— А что за восточные люди?
— Он не сказал.
— Японцы? Малайзийцы? Китайцы?
— Боюсь, Энди, ты пытаешься внушить мне мысли, которых не было высказано.
Ни звука, кроме шума движения за окном, тихого гудения и пощелкивания кондиционеров и доносящейся откуда-то издалека музыки. Над музыкой превалировала латинская речь. Карандаш Оснарда так и порхал над страницей блокнота.
— А Марко, значит, ты не понравился?
— Я никогда ему не нравился, Энди.
— Почему?
— А какому придворному понравится портной-иноземец, накоротке беседующий с их боссом, Энди? Они будут далеко не в восторге, если босс скажет: «Знаешь, Марко, мы с Пенделем не болтали целую вечность, а тут вдруг такая возможность. Так что будь другом, постой вот за этой дверью красного дерева. А когда понадобишься, я тебя кликну». Ну кому такое придется по вкусу, скажи на милость?
— А этот Марко, часом, не «голубой»?
— Чего не знаю, того не знаю, Энди. Я его не спрашивал. Да и не мое это дело.
— А ты пригласи его пообедать. Развлеки, сделай скидку на пошив костюма. Судя по всему, такого парня неплохо иметь на своей стороне. Теперь скажи, кто-нибудь из этих японцев высказывал антиамериканские настроения?
— Нет, Энди.
— Или же идею на тему того, что Япония — это будущая сверхдержава?
— Нет, Энди.
— Прирожденный лидер новообразующихся высокоразвитых государств? Тоже нет? А на тему вражды между Японией и Америкой? Что Панама должна выбирать между Дьяволом и Глубоким Синим Морем? Что на нее постоянно оказывается давление и она чувствует себя подобно ломтю ветчины в сандвиче, зажатом между двумя кусками хлеба? О чем-либо в этом роде они говорили?

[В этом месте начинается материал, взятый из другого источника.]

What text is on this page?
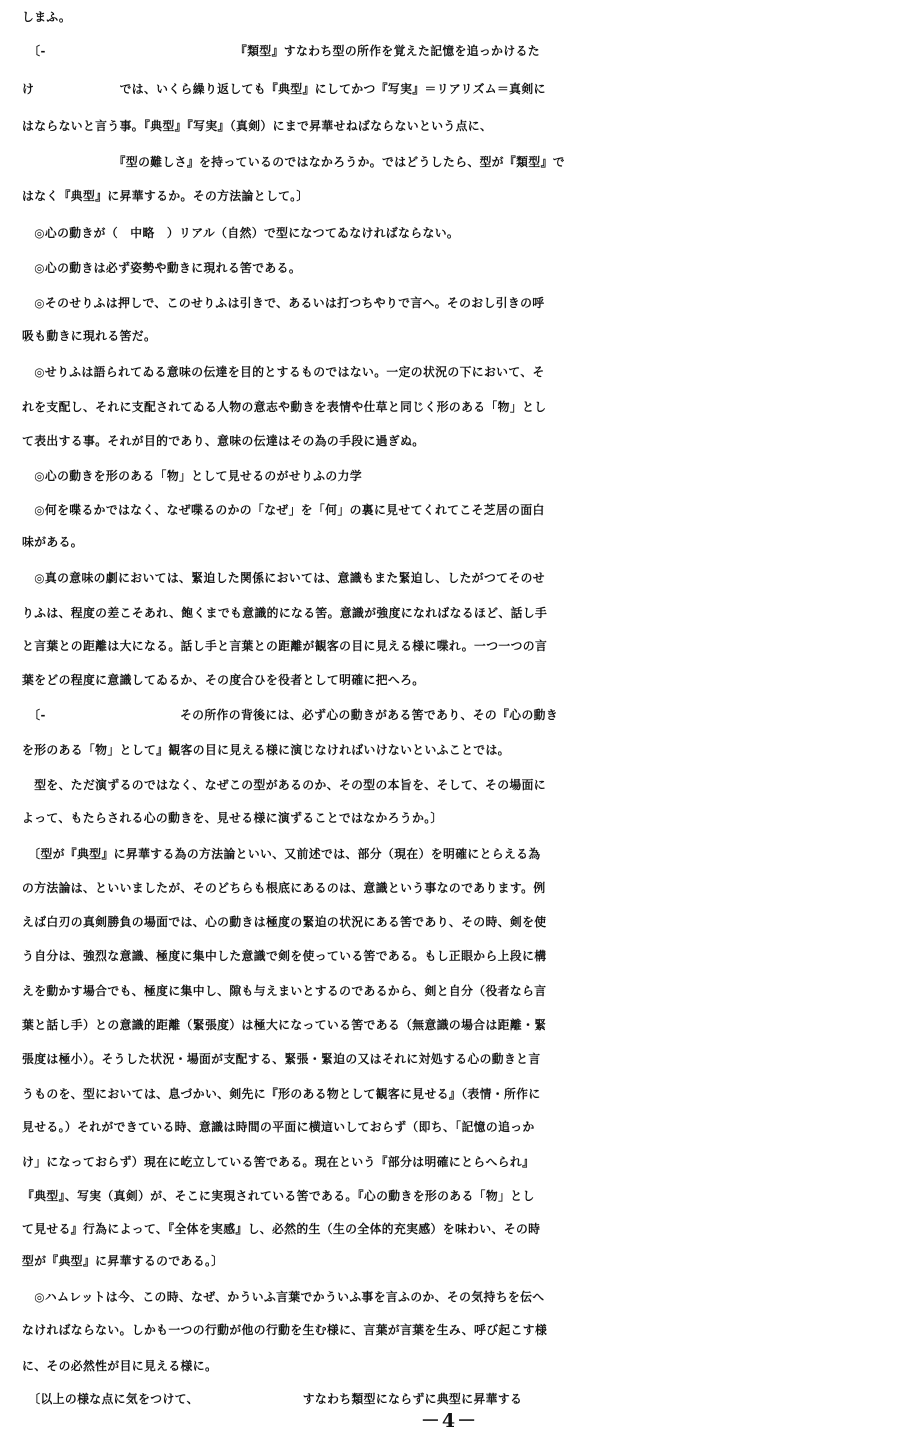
しまふ。
　〔-　　　　　　　　　　　　　　　　『類型』すなわち型の所作を覚えた記憶を追っかけるた
け　　　　　　　では、いくら繰り返しても『典型』にしてかつ『写実』＝リアリズム＝真剣に
はならないと言う事。『典型』『写実』（真剣）にまで昇華せねばならないという点に、
　　　　　　　　『型の難しさ』を持っているのではなかろうか。ではどうしたら、型が『類型』で
はなく『典型』に昇華するか。その方法論として。〕
　◎心の動きが（　中略　）リアル（自然）で型になつてゐなければならない。
　◎心の動きは必ず姿勢や動きに現れる筈である。
　◎そのせりふは押しで、このせりふは引きで、あるいは打つちやりで言へ。そのおし引きの呼
吸も動きに現れる筈だ。
　◎せりふは語られてゐる意味の伝達を目的とするものではない。一定の状況の下において、そ
れを支配し、それに支配されてゐる人物の意志や動きを表情や仕草と同じく形のある「物」とし
て表出する事。それが目的であり、意味の伝達はその為の手段に過ぎぬ。
　◎心の動きを形のある「物」として見せるのがせりふの力学
　◎何を喋るかではなく、なぜ喋るのかの「なぜ」を「何」の裏に見せてくれてこそ芝居の面白
味がある。
　◎真の意味の劇においては、緊迫した関係においては、意識もまた緊迫し、したがつてそのせ
りふは、程度の差こそあれ、飽くまでも意識的になる筈。意識が強度になればなるほど、話し手
と言葉との距離は大になる。話し手と言葉との距離が観客の目に見える様に喋れ。一つ一つの言
葉をどの程度に意識してゐるか、その度合ひを役者として明確に把へろ。
　〔-　　　　　　　　　　　その所作の背後には、必ず心の動きがある筈であり、その『心の動き
を形のある「物」として』観客の目に見える様に演じなければいけないといふことでは。
　型を、ただ演ずるのではなく、なぜこの型があるのか、その型の本旨を、そして、その場面に
よって、もたらされる心の動きを、見せる様に演ずることではなかろうか。〕
　〔型が『典型』に昇華する為の方法論といい、又前述では、部分（現在）を明確にとらえる為
の方法論は、といいましたが、そのどちらも根底にあるのは、意識という事なのであります。例
えば白刃の真剣勝負の場面では、心の動きは極度の緊迫の状況にある筈であり、その時、剣を使
う自分は、強烈な意識、極度に集中した意識で剣を使っている筈である。もし正眼から上段に構
えを動かす場合でも、極度に集中し、隙も与えまいとするのであるから、剣と自分（役者なら言
葉と話し手）との意識的距離（緊張度）は極大になっている筈である（無意識の場合は距離・緊
張度は極小）。そうした状況・場面が支配する、緊張・緊迫の又はそれに対処する心の動きと言
うものを、型においては、息づかい、剣先に『形のある物として観客に見せる』（表情・所作に
見せる。）それができている時、意識は時間の平面に横這いしておらず（即ち、「記憶の追っか
け」になっておらず）現在に屹立している筈である。現在という『部分は明確にとらへられ』
『典型』、写実（真剣）が、そこに実現されている筈である。『心の動きを形のある「物」とし
て見せる』行為によって、『全体を実感』し、必然的生（生の全体的充実感）を味わい、その時
型が『典型』に昇華するのである。〕
　◎ハムレットは今、この時、なぜ、かういふ言葉でかういふ事を言ふのか、その気持ちを伝へ
なければならない。しかも一つの行動が他の行動を生む様に、言葉が言葉を生み、呼び起こす様
に、その必然性が目に見える様に。
　〔以上の様な点に気をつけて、　　　　　　　　　すなわち類型にならずに典型に昇華する
－4－
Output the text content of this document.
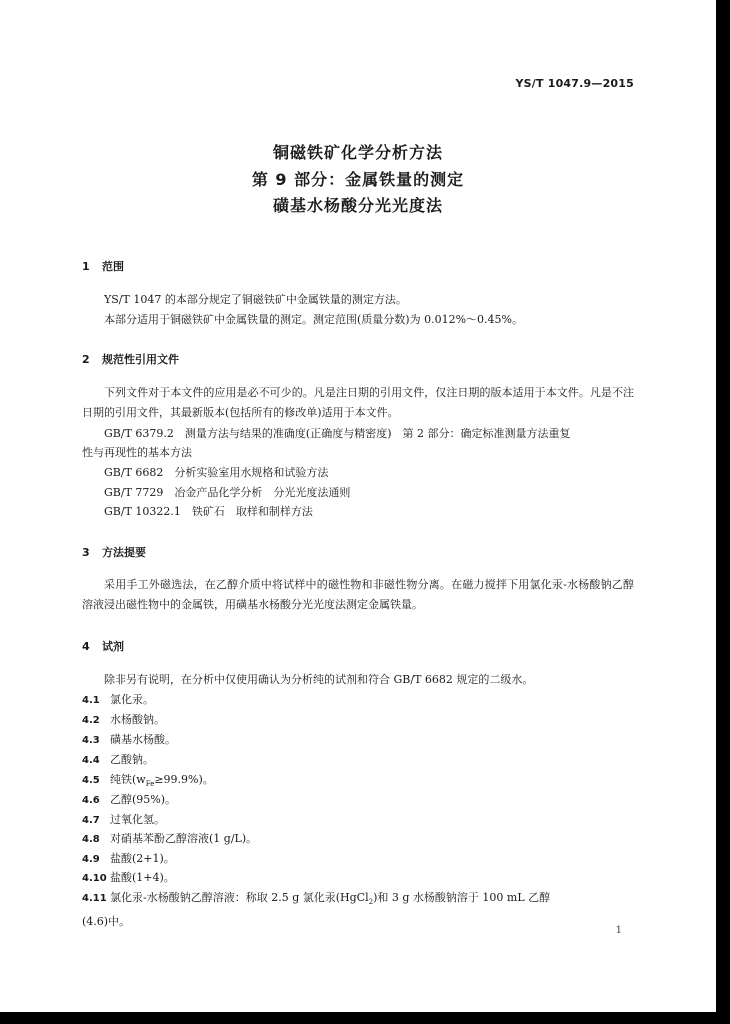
YS/T 1047.9—2015
铜磁铁矿化学分析方法
第 9 部分：金属铁量的测定
磺基水杨酸分光光度法
1 范围
YS/T 1047 的本部分规定了铜磁铁矿中金属铁量的测定方法。
本部分适用于铜磁铁矿中金属铁量的测定。测定范围(质量分数)为 0.012%～0.45%。
2 规范性引用文件
下列文件对于本文件的应用是必不可少的。凡是注日期的引用文件，仅注日期的版本适用于本文件。凡是不注日期的引用文件，其最新版本(包括所有的修改单)适用于本文件。
GB/T 6379.2　测量方法与结果的准确度(正确度与精密度)　第 2 部分：确定标准测量方法重复
性与再现性的基本方法
GB/T 6682　分析实验室用水规格和试验方法
GB/T 7729　冶金产品化学分析　分光光度法通则
GB/T 10322.1　铁矿石　取样和制样方法
3 方法提要
采用手工外磁选法，在乙醇介质中将试样中的磁性物和非磁性物分离。在磁力搅拌下用氯化汞-水杨酸钠乙醇溶液浸出磁性物中的金属铁，用磺基水杨酸分光光度法测定金属铁量。
4 试剂
除非另有说明，在分析中仅使用确认为分析纯的试剂和符合 GB/T 6682 规定的二级水。
4.1 氯化汞。
4.2 水杨酸钠。
4.3 磺基水杨酸。
4.4 乙酸钠。
4.5 纯铁$(w_{Fe}\ge 99.9\%)$。
4.6 乙醇(95%)。
4.7 过氧化氢。
4.8 对硝基苯酚乙醇溶液(1 g/L)。
4.9 盐酸(2+1)。
4.10 盐酸(1+4)。
4.11 氯化汞-水杨酸钠乙醇溶液：称取 2.5 g 氯化汞(HgCl$_2$)和 3 g 水杨酸钠溶于 100 mL 乙醇
(4.6)中。
1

— Да нет, в этом плане ничего такого из ряда вон выходящего, Энди. Правда, был один момент, одно высказывание, только что вспомнил.
Оснард оживился.
— «Гарри, — сказал он мне, — единственное, о чем я постоянно молюсь, так только о том, чтоб мне никогда, никогда, никогда не пришлось сидеть рядом с японцами по одну сторону стола переговоров и с янки — по другую. Потому как на поддержание между ними мира ушли лучшие годы моей жизни, сам видишь, как я поседел от всего этого, сам видишь, на что похожи бедные мои волосы». Хотя, если честно, лично я вовсе не уверен, что это его настоящие волосы.
— Так, значит, он был разговорчив?
— Ой, Энди, не то слово, его просто несло. Стоило ему зайти за ширму — и никакого удержу. В тот момент все государственные дела да и сама Панама были ему просто до лампочки.
— Ну а о том, где он пропадал несколько часов в Токио?
Пендель уже качал головой. С самым мрачным видом.
— Извини, Энди. Но тут мы опускаем занавес, — сказал он и с самым стоическим видом отвернулся к окну.